The Wairarapa Racing Club has been dealt a severe blow to its finances after abandoning Tauherenikau's biggest race meeting of the year following a horse and jockey falling at the finish line on Saturday, with rain already slashing the number of racegoers to the grounds.
Punters are calling the continual drizzle once-in-a-lifetime weather for the normally sunny and hot New Year's Interislander Summer Festival Tauherenikau Races, the club's most popular event.
The day was dramatically cut short after a horse slipped and fell in race four of the gallops, prompting officials to cancel the four remaining races.
The turnout was in stark contrast to last year's sun-soaked meeting when several thousand visitors swelled the grounds with picnics, tents and marquees, with a corresponding take for admission and bets.
Numbers grew slightly as the gallops got under way in the afternoon, but in the B&B Contracting Maiden 1000m leading horse Balham skidded moments after crossing the finish, falling and sliding on his side for 20 metres, spilling jockey Jonathan Riddell.
Balham was soon on his feet, unhurt, but Riddell remained down near the guardrail as the St John Ambulance paramedics got to him.
He was later seen walking with a sore hand. The TAB result shows Balham tied for the win in a dead heat with Hank Moody, ridden by Hayden Tinsley.
Wairarapa Racing Club president Wayne Thurston said committee members, senior jockeys and stipendiary stewards inspected the track and decided to cancel the other races.
The cruel irony is more rain would have helped.
"It was just after the line when the horse slipped, his leg went out sideways," he said.
"And it was just in that particular area, the rest of the track is okay.

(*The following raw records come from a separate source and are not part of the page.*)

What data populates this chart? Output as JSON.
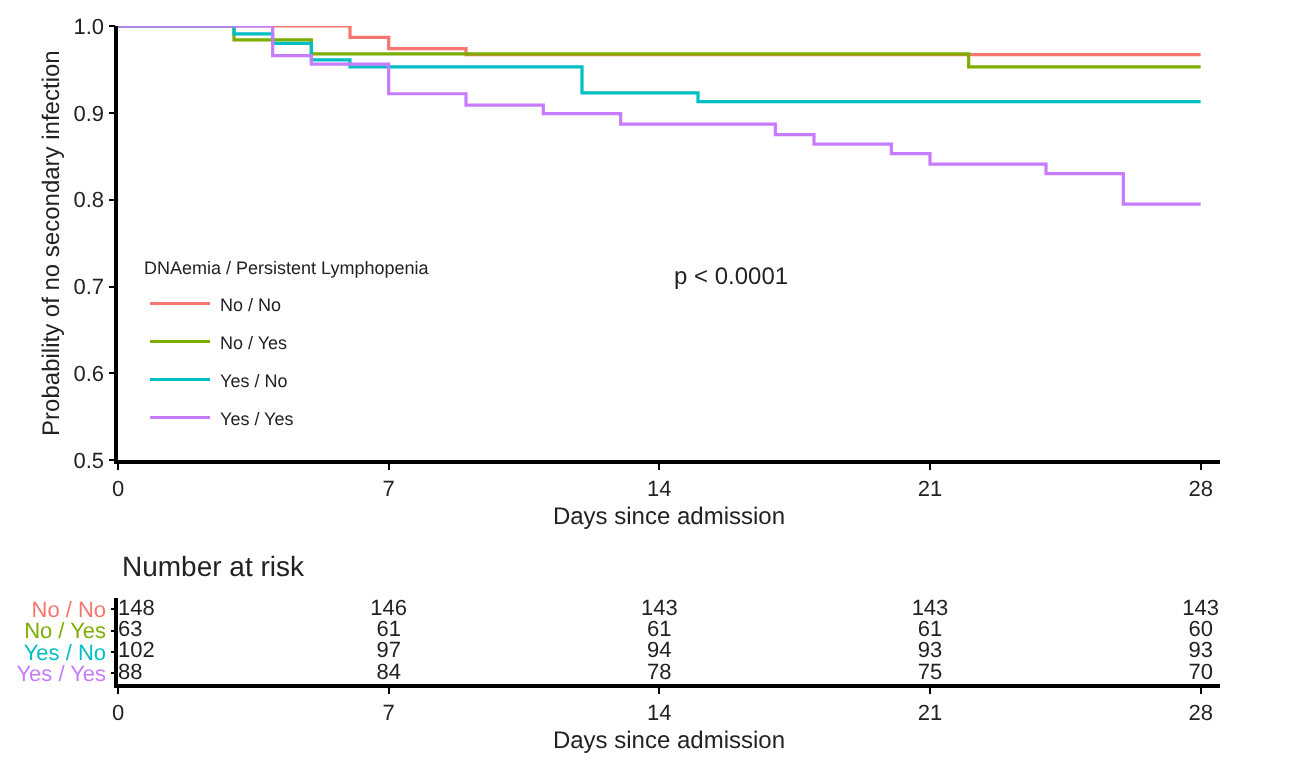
{
  "chart_data": [
    {
      "type": "step",
      "xlabel": "Days since admission",
      "ylabel": "Probability of no secondary infection",
      "legend_title": "DNAemia / Persistent Lymphopenia",
      "legend": "bottom left",
      "marker": "none",
      "line_style": "solid",
      "xlim": [
        0,
        28.5
      ],
      "xticks": [
        0,
        7,
        14,
        21,
        28
      ],
      "ylim": [
        0.5,
        1.0
      ],
      "yticks": [
        0.5,
        0.6,
        0.7,
        0.8,
        0.9,
        {
          "value": 1.0,
          "label": "1.0"
        }
      ],
      "annotations": [
        "p < 0.0001"
      ],
      "series": [
        {
          "name": "No / No",
          "color": "#f8766d",
          "x": [
            0,
            6,
            7,
            9,
            28
          ],
          "values": [
            1.0,
            0.987,
            0.974,
            0.967,
            0.967
          ]
        },
        {
          "name": "No / Yes",
          "color": "#7cae00",
          "x": [
            0,
            3,
            5,
            22,
            28
          ],
          "values": [
            1.0,
            0.984,
            0.968,
            0.953,
            0.953
          ]
        },
        {
          "name": "Yes / No",
          "color": "#00bfc4",
          "x": [
            0,
            3,
            4,
            5,
            6,
            12,
            15,
            28
          ],
          "values": [
            1.0,
            0.991,
            0.98,
            0.961,
            0.953,
            0.923,
            0.913,
            0.913
          ]
        },
        {
          "name": "Yes / Yes",
          "color": "#c77cff",
          "x": [
            0,
            4,
            5,
            7,
            9,
            11,
            13,
            17,
            18,
            20,
            21,
            24,
            26,
            28
          ],
          "values": [
            1.0,
            0.966,
            0.956,
            0.922,
            0.909,
            0.899,
            0.887,
            0.875,
            0.864,
            0.853,
            0.841,
            0.83,
            0.795,
            0.795
          ]
        }
      ]
    },
    {
      "type": "heatmap",
      "title": "Number at risk",
      "data_labels": true,
      "xlabel": "Days since admission",
      "xlim": [
        0,
        28.5
      ],
      "xticks": [
        0,
        7,
        14,
        21,
        28
      ],
      "x": [
        0,
        7,
        14,
        21,
        28
      ],
      "y_categories": [
        "No / No",
        "No / Yes",
        "Yes / No",
        "Yes / Yes"
      ],
      "colors": [
        "#f8766d",
        "#7cae00",
        "#00bfc4",
        "#c77cff"
      ],
      "cells": [
        [
          148,
          146,
          143,
          143,
          143
        ],
        [
          63,
          61,
          61,
          61,
          60
        ],
        [
          102,
          97,
          94,
          93,
          93
        ],
        [
          88,
          84,
          78,
          75,
          70
        ]
      ]
    }
  ]
}
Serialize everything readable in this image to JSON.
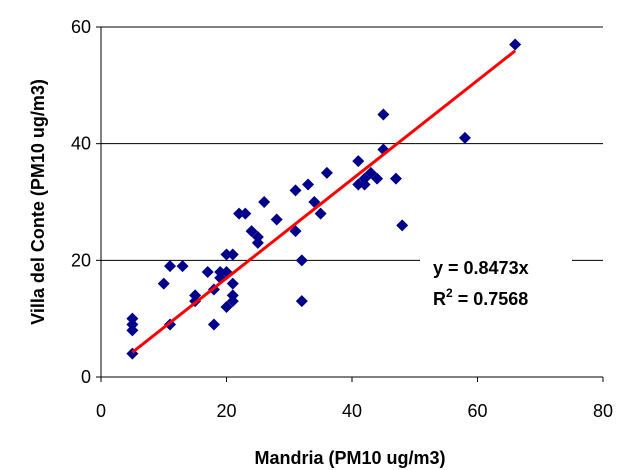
{
  "chart_data": {
    "type": "scatter",
    "xlabel": "Mandria (PM10 ug/m3)",
    "ylabel": "Villa del Conte (PM10 ug/m3)",
    "xlim": [
      0,
      80
    ],
    "ylim": [
      0,
      60
    ],
    "x_ticks": [
      0,
      20,
      40,
      60,
      80
    ],
    "y_ticks": [
      0,
      20,
      40,
      60
    ],
    "grid": "horizontal",
    "colors": {
      "points": "#00008B",
      "trendline": "#FF0000",
      "grid": "#000000"
    },
    "series": [
      {
        "points": [
          [
            5,
            4
          ],
          [
            5,
            8
          ],
          [
            5,
            9
          ],
          [
            5,
            10
          ],
          [
            10,
            16
          ],
          [
            11,
            9
          ],
          [
            11,
            19
          ],
          [
            13,
            19
          ],
          [
            15,
            13
          ],
          [
            15,
            14
          ],
          [
            17,
            18
          ],
          [
            18,
            9
          ],
          [
            18,
            15
          ],
          [
            19,
            17
          ],
          [
            19,
            18
          ],
          [
            20,
            12
          ],
          [
            20,
            18
          ],
          [
            20,
            21
          ],
          [
            21,
            13
          ],
          [
            21,
            14
          ],
          [
            21,
            16
          ],
          [
            21,
            21
          ],
          [
            22,
            28
          ],
          [
            23,
            28
          ],
          [
            24,
            25
          ],
          [
            25,
            23
          ],
          [
            25,
            24
          ],
          [
            26,
            30
          ],
          [
            28,
            27
          ],
          [
            31,
            25
          ],
          [
            31,
            32
          ],
          [
            32,
            13
          ],
          [
            32,
            20
          ],
          [
            33,
            33
          ],
          [
            34,
            30
          ],
          [
            35,
            28
          ],
          [
            36,
            35
          ],
          [
            41,
            33
          ],
          [
            41,
            37
          ],
          [
            42,
            33
          ],
          [
            42,
            34
          ],
          [
            43,
            35
          ],
          [
            44,
            34
          ],
          [
            45,
            39
          ],
          [
            45,
            45
          ],
          [
            47,
            34
          ],
          [
            48,
            26
          ],
          [
            58,
            41
          ],
          [
            66,
            57
          ]
        ]
      }
    ],
    "trendline": {
      "type": "linear",
      "slope": 0.8473,
      "x_range": [
        5,
        66
      ]
    },
    "annotations": {
      "equation": "y = 0.8473x",
      "r2_prefix": "R",
      "r2_exp": "2",
      "r2_value": " = 0.7568"
    }
  }
}
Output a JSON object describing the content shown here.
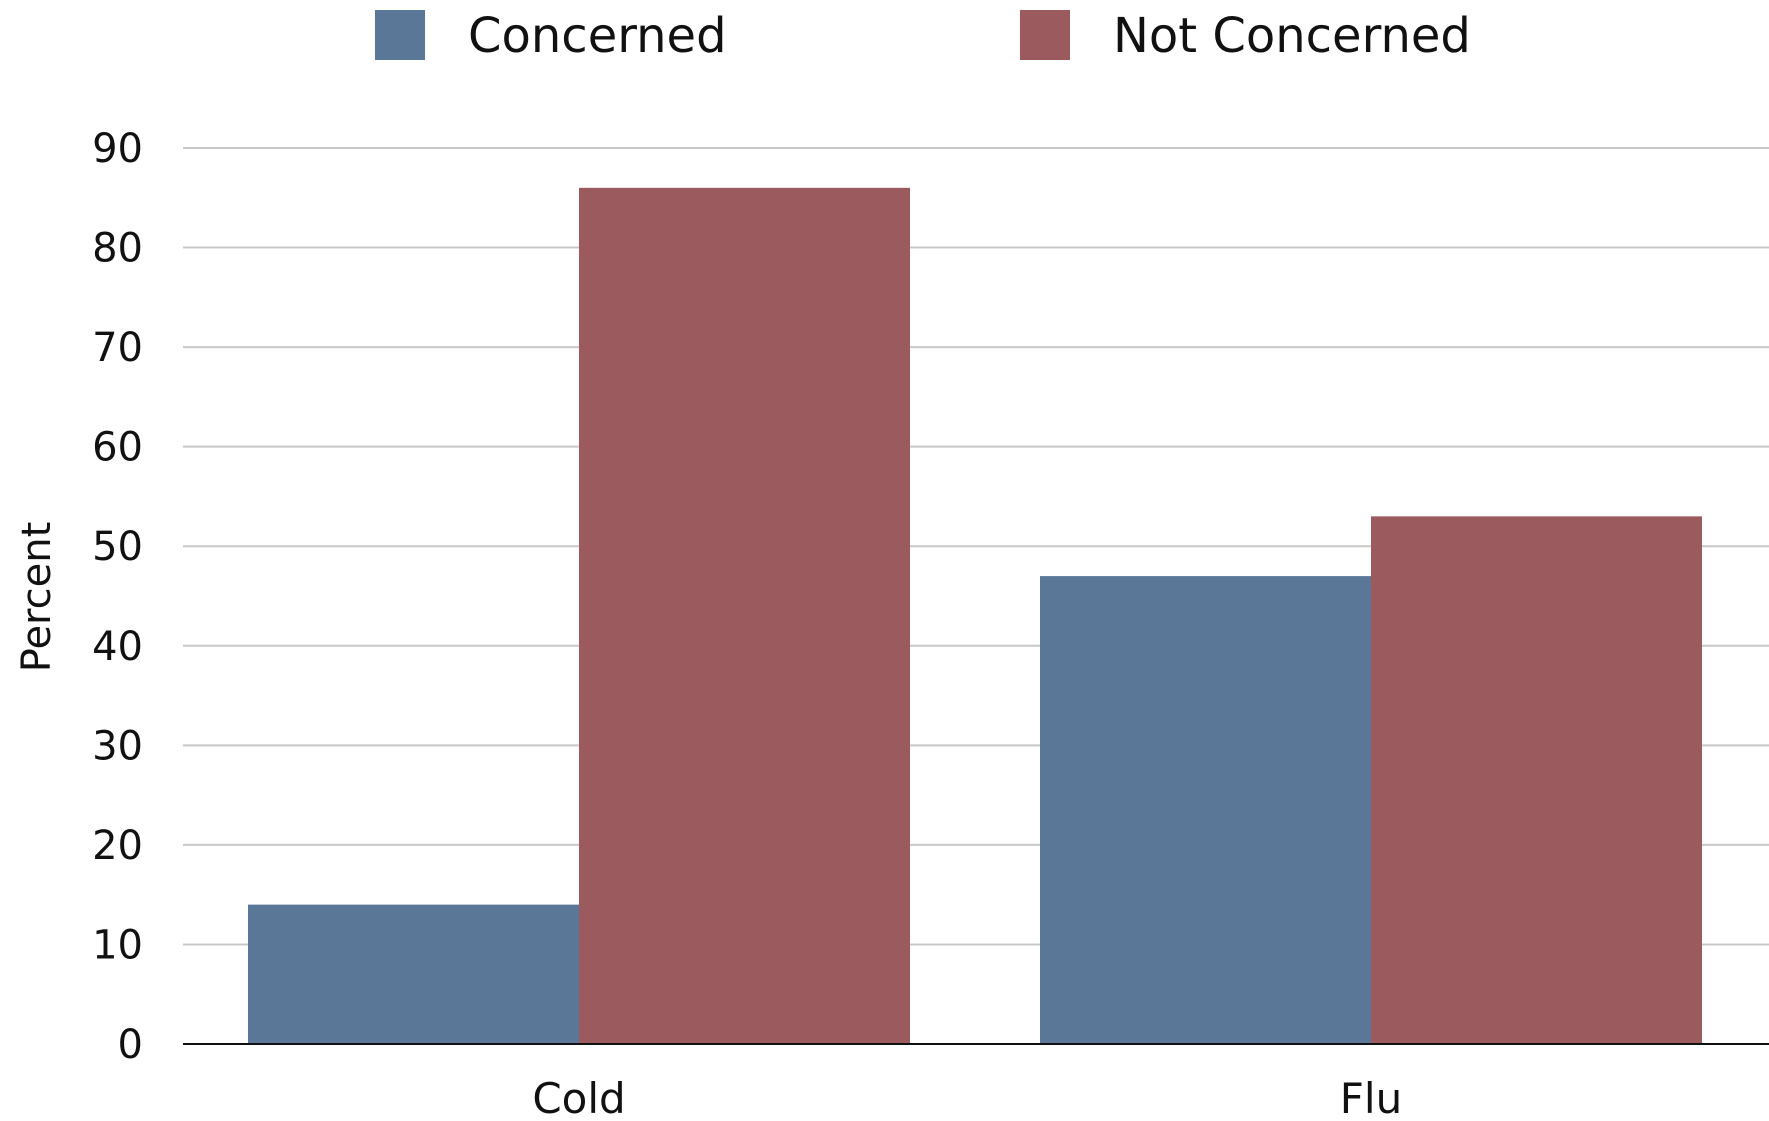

"We could see how the ground had given way. We just didn't have enough rain. If it hadn't been 30 degrees the day before ... because with that extreme heat, that particular place had dried out a little quicker."
The ground had become greasy in the rain, but was dry only a few centimetres down.
"It just didn't grip."
After studying the action-replay on screen, it was decided the meeting would be abandoned.
"It was a no-brainer. We're all going home to our families, no one's injured."
He said this was the first time a meeting had been called off in his lifetime.
The club was already going to be hurting from a "substantial loss" at the gate, he said.
"This [day] is the big one, and it was just like an average day for us.
"This is going to have quite a major effect on the viability of the club for the rest of the season.
"If this had been five years ago, it could have been enough to close us up."
Fortunately the club is in a better financial position, but "we now have a lot of ground to make up. We've just got to hope it's nice and sunny for Waitangi Day weekend -- hopefully the weather gods will be kinder."